Matthew Speck The Hockey Writers
Why Andrew Gordon Signed in Sweden
Andrew Gordon played eight professional hockey league seasons before deciding to make a big career decision this week, signing with Linkoping in Sweden. The 29-year-old veteran winger had seriously thought about potentially playing overseas over the past few seasons, but after zero games in the NHL the past two seasons, he clearly saw an appealing opportunity in Sweden for the 2015-16 campaign.
“It’s something that I’ve been interested in for a lot of years,” Gordon said in an interview with The Hockey Writers Thursday afternoon. “I’ve thought about going over there for a long time, but had to wait till I was really ready, until I had exhausted my NHL opportunities.”
Gordon has played in 501 career AHL contests along with 55 games in the NHL, but the routines are common and there are only so many bus routes available for a minor league hockey player who is approaching his tenth season in pro hockey in the 2016-17 season.
Playing in Sweden offers a more lucrative contract as opposed to signing another two-way contract, which can’t ever guarantee any NHL playing time, but rather more three games in three nights stretches in a grinding AHL schedule that he’s experienced time and time again.
Im happy to announce that I've signed with @LHChockey for next season! I have SO much to look forward to, I can't express how excited I am!!
— Andrew Gordon (@AndrewGordon10) June 3, 2015
“I hadn’t been recalled in two full seasons now and thought now was as good of a time as any,” he said. “After eight years in the AHL I was ready for a change, mentally. I’ve done a lot of the same road trips to the same buildings or the same hotels, I was sort of ready to see a different part of the world and get a different experience.”
Linkoping contacted several key people who had relationships with Gordon prior to reaching out to the longtime AHL winger. The team featured former Hershey Bears forward Jeff Taffe last season along with Capitals’ 2014 first round selection Jakub Vrana last season.
“Before they got in contact with me they were in contact with some other players and coaches about me,” Gordon explained. “I knew that they were interested before they actually called me, the whole process from the initial offer to the one I signed only took a couple of weeks. Most of that was tiptoeing our way through the legal work of getting the contract done in the right language for it to apply tax-wise in both countries.”
Thus, thank you to all who made these last 8 years in hockey so awesome! So many great people and memories. Can't wait to see what's next!

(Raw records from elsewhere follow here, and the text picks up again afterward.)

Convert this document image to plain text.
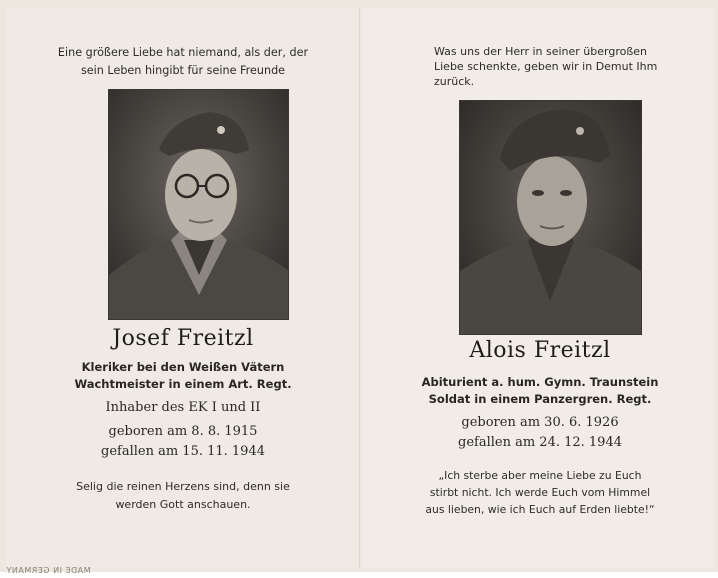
Eine größere Liebe hat niemand, als der, der
sein Leben hingibt für seine Freunde
Josef Freitzl
Kleriker bei den Weißen Vätern
Wachtmeister in einem Art. Regt.
Inhaber des EK I und II
geboren am 8. 8. 1915
gefallen am 15. 11. 1944
Selig die reinen Herzens sind, denn sie
werden Gott anschauen.
Was uns der Herr in seiner übergroßen
Liebe schenkte, geben wir in Demut Ihm
zurück.
Alois Freitzl
Abiturient a. hum. Gymn. Traunstein
Soldat in einem Panzergren. Regt.
geboren am 30. 6. 1926
gefallen am 24. 12. 1944
„Ich sterbe aber meine Liebe zu Euch
stirbt nicht. Ich werde Euch vom Himmel
aus lieben, wie ich Euch auf Erden liebte!“
MADE IN GERMANY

— Andrew Gordon (@AndrewGordon10) June 3, 2015
The St. Cloud State product played for the Lehigh Valley Phantoms last season and collected 42 points in 76 games. It was the second consecutive season Gordon played a full season, showcasing his durability as a player, one of the best attributes he has brought to the table in his eight year career thus far.
He’s won two Calder Cups with the Hershey Bears and has been one of the most consistent forwards in the AHL. In his 501 career AHL games, Gordon has notched 167 goals and 199 assists for 366 total points, an average of .73 per contest.
“They’ll be missed by the Hershey Bears and the American Hockey League,” Hershey Bears GM Doug Yingst told the Patriot News after former Bears’ forwards Tim Kennedy and Andrew Gordon announced their overseas plans. “We certainly had interest in trying to sign any one of them. But when you can get the contracts they got and its tax-free dollars, we wish them the very best.”
Money plays a significant role in contract decisions and the pay overseas is usually better than in the AHL. Gordon’s situation is no different and the money was an enticing part of his decision to play in Sweden.
“It is financially better (than the AHL),” Gordon said. “The teams pay a lot of the taxes for you, your living expenses, your car and your housing as well. Your expenses go down and your salary goes up in Sweden. Even if it just goes up marginally it stretches further with all those expenses.”
“If I had an opportunity for guaranteed NHL time (one-way deal), that’s the dream, that’s the goal and that’s what everybody wants,” he said. “At 29 I’m not an up-and-coming first round pick with lots of promise, teams know what they’re getting out of me. I’ve been through five organizations in eight seasons, been through waivers once or twice every single year.”
Playing overseas is a common move for AHL veterans who are looking for a more lucrative contract and a new experience. The schedules are far more accommodating in the SHL as opposed to the AHL, along with a different style of play. Gordon felt he would have been passed over again for an NHL opportunity and probably supplanted back in the minors for another season.
“Teams aren’t chomping at the bit to get you there,” he said. “I felt like my opportunity to really be a fulltime NHL player might have passed me by. If I came back to the AHL for another year I felt my heart wouldn’t be as quite as committed as it had been in the past. There’s already been a shot of enthusiasm back into me that I was looking for.”